By HAMISH RUTHERFORD in Whakatane
An extravaganza of drag will open a nationwide tour of a once-controversial photography exhibition.
Go Girl, which opens in Whakatane on February 26, exhibits around 100 images by Taranaki photographer Fiona Clark focusing on the gay, lesbian and transgender community in New Zealand
in the 1970s. It also includes video interviews with the subjects.
The photos were taken when Ms Clark was a 20-year-old art student in Auckland. The pictures are of some of the leading Auckland drag figures of the time.
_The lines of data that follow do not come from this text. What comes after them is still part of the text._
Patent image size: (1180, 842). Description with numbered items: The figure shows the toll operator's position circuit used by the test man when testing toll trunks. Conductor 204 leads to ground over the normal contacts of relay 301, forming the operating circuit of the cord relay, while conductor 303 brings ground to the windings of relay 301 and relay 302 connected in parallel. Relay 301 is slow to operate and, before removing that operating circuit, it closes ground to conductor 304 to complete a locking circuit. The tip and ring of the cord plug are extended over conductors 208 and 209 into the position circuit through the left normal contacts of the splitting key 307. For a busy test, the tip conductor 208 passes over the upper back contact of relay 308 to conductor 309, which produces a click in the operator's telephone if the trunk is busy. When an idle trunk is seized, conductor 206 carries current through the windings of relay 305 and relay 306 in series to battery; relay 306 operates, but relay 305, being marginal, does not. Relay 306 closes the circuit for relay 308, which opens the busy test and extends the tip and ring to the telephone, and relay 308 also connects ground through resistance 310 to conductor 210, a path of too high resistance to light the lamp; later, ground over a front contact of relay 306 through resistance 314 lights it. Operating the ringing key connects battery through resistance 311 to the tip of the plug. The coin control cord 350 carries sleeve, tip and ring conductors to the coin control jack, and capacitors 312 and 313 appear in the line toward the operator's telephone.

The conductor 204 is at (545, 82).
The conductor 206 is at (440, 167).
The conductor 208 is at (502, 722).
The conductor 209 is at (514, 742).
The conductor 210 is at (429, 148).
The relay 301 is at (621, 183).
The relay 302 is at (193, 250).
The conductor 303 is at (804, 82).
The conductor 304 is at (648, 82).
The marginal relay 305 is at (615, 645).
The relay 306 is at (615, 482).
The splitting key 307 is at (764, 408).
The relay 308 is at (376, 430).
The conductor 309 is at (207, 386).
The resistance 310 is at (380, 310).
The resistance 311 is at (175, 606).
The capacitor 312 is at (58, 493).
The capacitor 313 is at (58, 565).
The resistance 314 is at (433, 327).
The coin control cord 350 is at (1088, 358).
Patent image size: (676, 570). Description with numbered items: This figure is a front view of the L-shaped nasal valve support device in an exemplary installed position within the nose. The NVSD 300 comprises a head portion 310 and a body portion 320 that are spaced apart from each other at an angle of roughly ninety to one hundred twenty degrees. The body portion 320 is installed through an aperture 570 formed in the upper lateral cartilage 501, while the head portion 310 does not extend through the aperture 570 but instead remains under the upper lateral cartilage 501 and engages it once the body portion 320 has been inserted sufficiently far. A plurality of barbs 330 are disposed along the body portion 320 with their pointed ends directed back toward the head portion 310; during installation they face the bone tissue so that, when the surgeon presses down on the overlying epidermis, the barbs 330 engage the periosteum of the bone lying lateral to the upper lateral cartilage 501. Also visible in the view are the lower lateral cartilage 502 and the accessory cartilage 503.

One of these is Tina de Malmanche, who grew up in Whakatane and recently returned after a long stint in Auckland.
Tina and cousin Pepper Hudson, also from Whakatane, will perform at a Drag Diva show featuring seven drag queens.
"It will be an extravaganza of false eyelashes, powdered lips and push-up bras," Tina said.
All seven of the performers know each other but have never performed as a group.
"This is a show that will never be repeated and of a kind that Whakatane would have never seen."
Tina said she expected less controversy to follow the exhibition than in the 1970s.
When the exhibition toured New Zealand in 1975, photos showing drag queens dancing and exposing their breasts were so controversial it was removed from galleries in Wanganui and New Plymouth and cancelled before opening in Auckland.
The R16 exhibition opens at the Whakatane Museum and Gallery at 5.30pm on January 26. The drag show, at the Boiler Room, starts at 7pm.